When Aldrich was called in, he was given the choice to resign or face an investigation into his actions. He chose the former, was given a severance package and continued to be paid for weeks, was allowed to celebrate with the Stanley Cup, received a Stanley Cup ring, had his name etched on the trophy, was invited to banner-raising festivities in the fall and was given a positive performance evaluation by head coach Joel Quenneville, with whom he worked closely.

The organization faces a second lawsuit from a former high-school student whom Aldrich later was convicted of assaulting in Michigan.

“What the club was telling us before the report was not this,” Bettman said. “I was very surprised when I read the report and how it focused on John McDonough.”

McDonough, the Blackhawks’ former president and CEO, left the club in April, 2020, while Al MacIsaac, the senior vice-president of hockey operations, left shortly before the results of the investigation were released.

General manager Stan Bowman tendered his resignation the same morning that Jenner & Block held a news conference to go over what it had discovered. Over a period of four months, the firm’s representatives interviewed 139 witnesses.

Quenneville, who won the Stanley Cup as Chicago’s head coach in 2010 and twice after, also attended the meeting on May 23, 2010. He expressed a concern that his players had to remain focused. McDonough feared the incident would cause negative publicity.

Bettman called Quenneville to his office on Thursday but allowed him to remain behind the bench for the Florida Panthers, where he has coached since 2019, the preceding night. In light of the situation, that angered many people.

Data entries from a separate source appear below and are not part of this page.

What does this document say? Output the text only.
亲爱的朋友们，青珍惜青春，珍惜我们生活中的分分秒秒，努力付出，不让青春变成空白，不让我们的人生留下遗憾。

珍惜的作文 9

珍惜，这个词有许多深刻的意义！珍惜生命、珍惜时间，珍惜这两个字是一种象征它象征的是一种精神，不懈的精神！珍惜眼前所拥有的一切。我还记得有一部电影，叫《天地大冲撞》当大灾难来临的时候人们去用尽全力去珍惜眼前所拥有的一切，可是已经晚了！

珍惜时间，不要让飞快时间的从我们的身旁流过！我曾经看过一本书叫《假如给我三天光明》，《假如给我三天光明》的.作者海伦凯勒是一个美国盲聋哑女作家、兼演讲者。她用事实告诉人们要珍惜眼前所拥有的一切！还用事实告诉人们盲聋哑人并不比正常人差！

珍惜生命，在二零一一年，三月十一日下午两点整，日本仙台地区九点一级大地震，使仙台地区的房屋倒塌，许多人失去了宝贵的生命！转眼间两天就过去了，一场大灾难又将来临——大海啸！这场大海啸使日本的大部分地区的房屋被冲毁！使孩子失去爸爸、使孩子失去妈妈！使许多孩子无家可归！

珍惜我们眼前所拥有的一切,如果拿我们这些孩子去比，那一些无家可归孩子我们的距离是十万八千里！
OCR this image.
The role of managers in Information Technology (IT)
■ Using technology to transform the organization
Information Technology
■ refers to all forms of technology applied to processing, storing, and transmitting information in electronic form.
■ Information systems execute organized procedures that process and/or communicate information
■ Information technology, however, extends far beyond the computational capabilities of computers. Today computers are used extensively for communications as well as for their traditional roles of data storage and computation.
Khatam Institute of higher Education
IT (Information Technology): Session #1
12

Bettman said that he did not want Quenneville, the league’s most successful active coach, to believe he was being prejudged. He said Quenneville had coached in 867 games since then.

“I knew I had to have Joel come in and I had to have a candid conversation with him,” the commissioner said. “I was focused on the long term, not one game.”

Quenneville resigned as the Panthers head coach hours after the meeting with Bettman.

Kevin Cheveldayoff, Chicago’s assistant general manager at the time, travelled to meet Bettman in New York on Friday morning. Cheveldayoff is the current general manager of the Winnipeg Jets.

He confirmed he attended the May 23 meeting but was not disciplined by Bettman, which caused some rancour.

The commissioner said Cheveldayoff’s primary responsibilities at the time surrounded the team’s salary cap and scouting. Cheveldayoff told Bettman that as far as he knew, superiors were going to handle Beach’s complaint.

“He had limited authority,” Bettman said. “I am satisfied what was going on was beyond anything that he could deal with. I think the best way to handle something like this is to evaluate it on a case-by-case basis.

“You find out what happened and deal with it in an appropriate manner.”

When pressed further, Bettman said, “Those that needed to be separated from the game have been separated.”

He also said anyone involved in the scandal that wants to return to the NHL will have to go through him first.

“Nobody has been made any promises,” Bettman said. “Absolutely not.”

A news conference in Winnipeg that was to include Cheveldayoff and Jets governor and executive chairman Mark Chipman was scrapped on Monday because Chipman is ill with vertigo. It is now scheduled to take place on Tuesday.

Bettman and Daly announced that the league will be bring in outside experts to evaluate the resources it provides for victims of abuse to be certain they are appropriate. The NHL will also be part of a wider effort to make sure those resources can be expanded to the larger hockey community.

Bettman met with Beach several days after he appeared on TSN with Rick Westhead for a gut-wrenching interview.

“I was horrified,” Bettman said of his feelings as he watched. “I was emotional. I was distressed. I was sorry, as a personal matter, that anyone had go through what he did.”